Paul Lynch is CEO of Assembla. Courtesy photo.
Paul Lynch is CEO of Assembla. Courtesy photo.

“MyGet sits between the developer and the open source repository so the team can ensure there is no proprietary code, Trojans, or other latent vulnerabilities,” Assembla chief executive officer Paul Lynch said. “If you don’t have a stringent and comprehensive security policy around your source code you don’t have a security policy.”

While firewalls provide an end-point solution, managing and scanning open code packages before a software developer team uses them can prevent the introduction of potential vulnerabilities into a code base, Assembla chief technology officer Jacek Materna said.  Those vulnerabilities can increase the likelihood of a data breach.

Hackers exploited this type of vulnerability in their 2016 penetration of Uber’s source code repository on GitHub, an open source code repository. They were able to access Uber’s intellectual property and personal data of about 7 million Uber drivers and 50 million customers.

Jacek Materna is CTO at Assembla. Courtesy photo.
Jacek Materna is CTO at Assembla.
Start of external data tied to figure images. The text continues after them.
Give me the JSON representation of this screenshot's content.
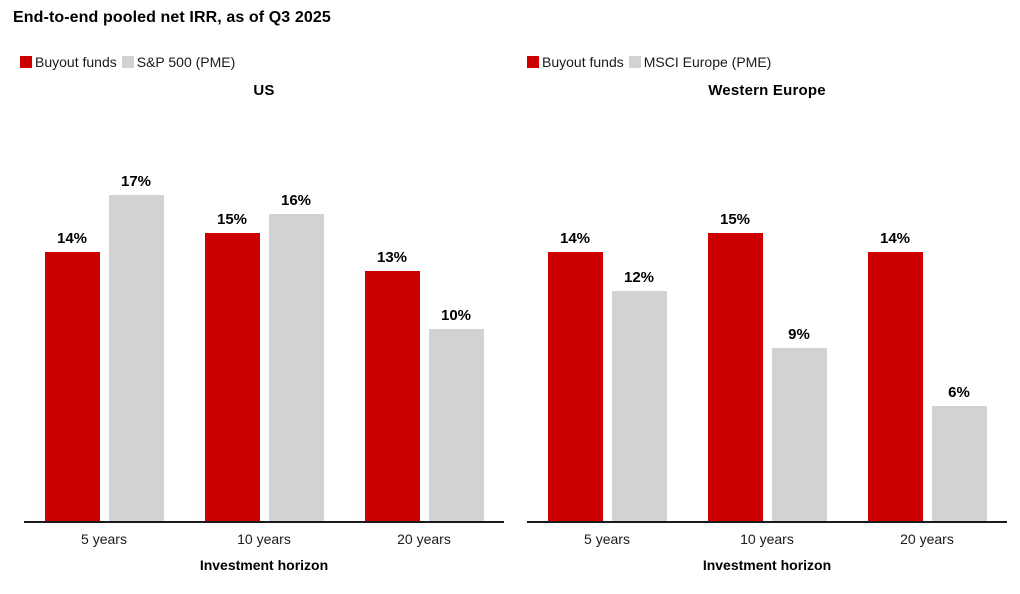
{
  "page": {
    "title": "End-to-end pooled net IRR, as of Q3 2025"
  },
  "colors": {
    "buyout_red": "#cc0000",
    "pme_gray": "#d2d2d0",
    "axis": "#1a1a1a"
  },
  "chart_data": [
    {
      "type": "bar",
      "title": "US",
      "categories": [
        "5 years",
        "10 years",
        "20 years"
      ],
      "series": [
        {
          "name": "Buyout funds",
          "color": "#cc0000",
          "values": [
            14,
            15,
            13
          ]
        },
        {
          "name": "S&P 500 (PME)",
          "color": "#d2d2d0",
          "values": [
            17,
            16,
            10
          ]
        }
      ],
      "value_suffix": "%",
      "xlabel": "Investment horizon",
      "ylim": [
        0,
        17.5
      ],
      "grid": false,
      "y_axis_shown": false,
      "legend_position": "top-left"
    },
    {
      "type": "bar",
      "title": "Western Europe",
      "categories": [
        "5 years",
        "10 years",
        "20 years"
      ],
      "series": [
        {
          "name": "Buyout funds",
          "color": "#cc0000",
          "values": [
            14,
            15,
            14
          ]
        },
        {
          "name": "MSCI Europe (PME)",
          "color": "#d2d2d0",
          "values": [
            12,
            9,
            6
          ]
        }
      ],
      "value_suffix": "%",
      "xlabel": "Investment horizon",
      "ylim": [
        0,
        17.5
      ],
      "grid": false,
      "y_axis_shown": false,
      "legend_position": "top-left"
    }
  ]
}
Courtesy photo.

“While we’re not a security company, we’re bringing security into the mix to make it easy for those using software dev tools,” Materna said. “We want to make developers aware that this is an issue and empower them in their tradecraft with safer software package management tools.”

Assembla has set itself apart as the only provider of cloud-based version control for large companies with high levels of both security and compliance. The company is the only code version control platform that complies with data privacy requirements outlined in the European Union’s General Data Protection Regulation (GDPR), Privacy Shield, and SOC 2, Lynch said.
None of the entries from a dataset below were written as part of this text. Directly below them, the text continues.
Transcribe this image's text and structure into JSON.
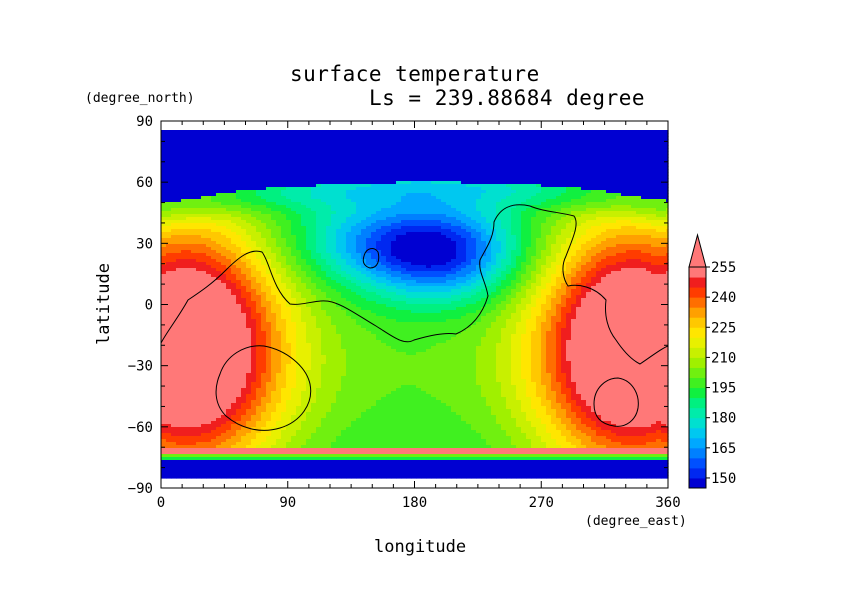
{
  "chart_data": {
    "type": "heatmap",
    "title": "surface temperature",
    "subtitle": "Ls = 239.88684 degree",
    "xlabel": "longitude",
    "ylabel": "latitude",
    "xunit": "(degree_east)",
    "yunit": "(degree_north)",
    "xlim": [
      0,
      360
    ],
    "ylim": [
      -90,
      90
    ],
    "x_ticks": [
      0,
      90,
      180,
      270,
      360
    ],
    "y_ticks": [
      90,
      60,
      30,
      0,
      -30,
      -60,
      -90
    ],
    "x_tick_labels": [
      "0",
      "90",
      "180",
      "270",
      "360"
    ],
    "y_tick_labels": [
      "90",
      "60",
      "30",
      "0",
      "−30",
      "−60",
      "−90"
    ],
    "colorbar": {
      "tick_labels": [
        "255",
        "240",
        "225",
        "210",
        "195",
        "180",
        "165",
        "150"
      ],
      "levels": [
        150,
        155,
        160,
        165,
        170,
        175,
        180,
        185,
        190,
        195,
        200,
        205,
        210,
        215,
        220,
        225,
        230,
        235,
        240,
        245,
        250,
        255
      ],
      "colors": [
        "#0000d2",
        "#0028f0",
        "#0050ff",
        "#0080ff",
        "#00a8ff",
        "#00c8f0",
        "#00e0d0",
        "#00ecaa",
        "#00f080",
        "#10f040",
        "#40f020",
        "#70f010",
        "#a0f000",
        "#c8f000",
        "#e8f000",
        "#ffe600",
        "#ffc800",
        "#ffa000",
        "#ff6e00",
        "#ff3c00",
        "#f01e1e",
        "#ff7878"
      ],
      "extend": "max"
    },
    "field_summary": [
      {
        "region": "north polar cap (lat > 60)",
        "value": "<150"
      },
      {
        "region": "south polar ice band (lat < -75)",
        "value": "<150"
      },
      {
        "region": "southern subtropics, lon 0-45 and 290-360",
        "value": ">255"
      },
      {
        "region": "central low latitudes, lon 90-240",
        "value": "195-210"
      },
      {
        "region": "northern mid latitudes, lon 150-250",
        "value": "150-165"
      }
    ]
  }
}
“There may be businesses doing security and ones doing version control, but not a lot are doing software version control in the cloud with strong security compliance like we are,” Lynch said. “We now have a European cloud located in Frankfurt, Germany built out with same features as in our data centers here [in the U.S.], so EU clients can keep their data within the EU.”

Assembla provides version control for three main code repositories commonly held in the industry: Git (a version control system used for software development), Apache Subversion or SVN (a software versioning and revision control system), and Perforce (a commercial, proprietary revision control system).
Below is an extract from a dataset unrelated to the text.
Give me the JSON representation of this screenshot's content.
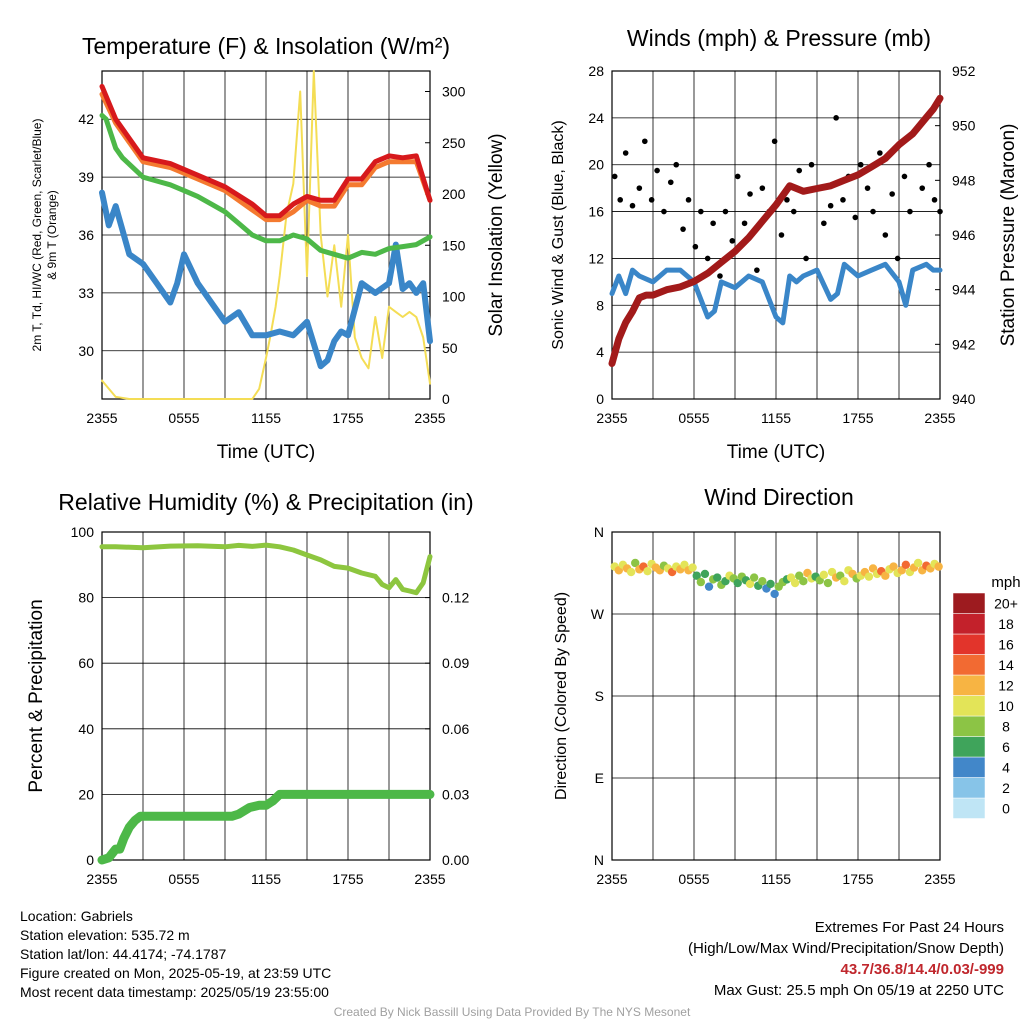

Open source code repository GitHub dominates the cloud-based code hosting space, but it is built solely on its version-control system, Git. Competing technologies like SVN and Mercurial are emerging, especially in the enterprise. Assembla acquired Cornerstone, one of the most popular SVN clients in January.

“We are investing to become an industry leader,” Lynch said. “Open source is big business, and source code management is suddenly at the enterprise level now. You can’t get more enterprise than Microsoft, now that they’ve acquired GitHub.”

Assembla has over 5,500 companies as clients from Fortune 500 companies to smaller shops in over 150 countries, Lynch said. The company has grown about 55 percent year-over-year for the past two and half years since joining Scaleworks and employs about 50 people (approximately 30 at its San Antonio headquarters and 20 in Poland).  Lynch said Assembla is looking to hire more customer support, sales, and marketing for the downtown San Antonio location.

Lynch is focused on more growth for Assembla. The MyGet acquisition positions Assembla to compete in the enterprise Git and version control space with its integrated code package management.

“Our services appeal to devs working on more complex code like AR/VR, rich content, filming, movie studios, video gaming studios, machine learning—software development that requires large complex code databases,” Lynch said. “As the software developer market has emerged, it’s created an opportunity for the enterprise management of software source code. Our goal is to be No. 1 in that space.”